The truth is also that our worship and relationship with God must take account of Jesus, who is “the way, the truth, and the life.” Through Jesus work on the cross and his resurrection, sin and death have been defeated. And all that he went through for us tells us something about the incredible love of this God who inspires awe. There are a couple of things that Jesus’ work means for our worship and how we relate to God. If you think about it, the victorious nature of what God has accomplished ought, first, to inspire praise and thanksgiving. Perhaps, today, we would term it, “celebration.” Second, the fact that Jesus work is done, accomplished already, means salvation is here and that should inspire feelings of peace, well-being in our lives, assurance, and security; some of the very things we associate with being home.

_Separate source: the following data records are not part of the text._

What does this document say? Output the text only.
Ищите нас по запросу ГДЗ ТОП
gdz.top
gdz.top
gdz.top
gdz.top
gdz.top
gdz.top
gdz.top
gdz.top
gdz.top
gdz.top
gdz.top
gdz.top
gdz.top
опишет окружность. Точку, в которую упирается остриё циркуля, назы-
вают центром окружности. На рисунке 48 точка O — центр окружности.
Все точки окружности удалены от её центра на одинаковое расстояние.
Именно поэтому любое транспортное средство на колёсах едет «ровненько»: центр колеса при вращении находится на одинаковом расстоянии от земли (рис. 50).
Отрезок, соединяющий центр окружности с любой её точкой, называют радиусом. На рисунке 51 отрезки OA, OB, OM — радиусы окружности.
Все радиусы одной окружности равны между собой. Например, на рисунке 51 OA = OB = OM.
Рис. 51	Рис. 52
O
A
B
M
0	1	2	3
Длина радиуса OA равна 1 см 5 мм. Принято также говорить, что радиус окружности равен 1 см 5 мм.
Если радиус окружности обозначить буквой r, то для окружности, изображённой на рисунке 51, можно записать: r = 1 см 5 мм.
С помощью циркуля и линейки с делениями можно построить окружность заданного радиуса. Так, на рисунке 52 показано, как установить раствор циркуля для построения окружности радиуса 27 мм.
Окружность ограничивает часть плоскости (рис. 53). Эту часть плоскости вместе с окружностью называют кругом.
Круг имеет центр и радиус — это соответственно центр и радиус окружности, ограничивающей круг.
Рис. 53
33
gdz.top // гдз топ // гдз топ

For four years, I ministered in Ottawa in the 90s. A number of people in my church had family in the little town of Campbell’s Bay, over the river and up the valley, in QC. I remember going to a funeral in Campbell’s Bay one time, a funeral that still sticks in my memory. I was from the city church, supposedly the theologically astute one. As I glanced over the Order of Service before this funeral, I was quite astonished. It seemed to me that there was little room in this service for solemnity and grief. Someone had died for goodness sake, it was not a happy time. But as the service got under way, I began to think that it was me that was out of order. The service was a celebration of life. It was upbeat. It started with the gospel hymn, “When the Roll is Called Up Yonder, I’ll be There.” The readings were of eternal life. The speaker recounted the strong faith of the deceased, how she had lived a long life in Christ, and that now she was “home.” The other hymns, I don’t think they are in the United Church Hymnbook, were, “He the Pearly Gates Will Open,” “When We All Get to Heaven” – we’ll sing and shout the victory,” and “In the Sweet By and By – we shall meet on that beautiful shore.” There was a tremendous assurance in the service. Christ’s work was done. They atmosphere was upbeat, victorious, and I left a funeral of all things, uplifted.  I felt “Happy,” “my level was too high”as Pharrell Williams sings. But isn’t that the truth. That we have a God who inspires awe, a God who accomplished so much he inspires celebration, a God who loves us so much that we know we are safe, that things are going to be okay. It doesn’t matter what is going on in life, it doesn’t matter about all the noise and the clatter, it’s all going to be okay. In God’s presence we are “home.” It is a presence we can experience even now, and something we ought to cultivate a whole lot more of.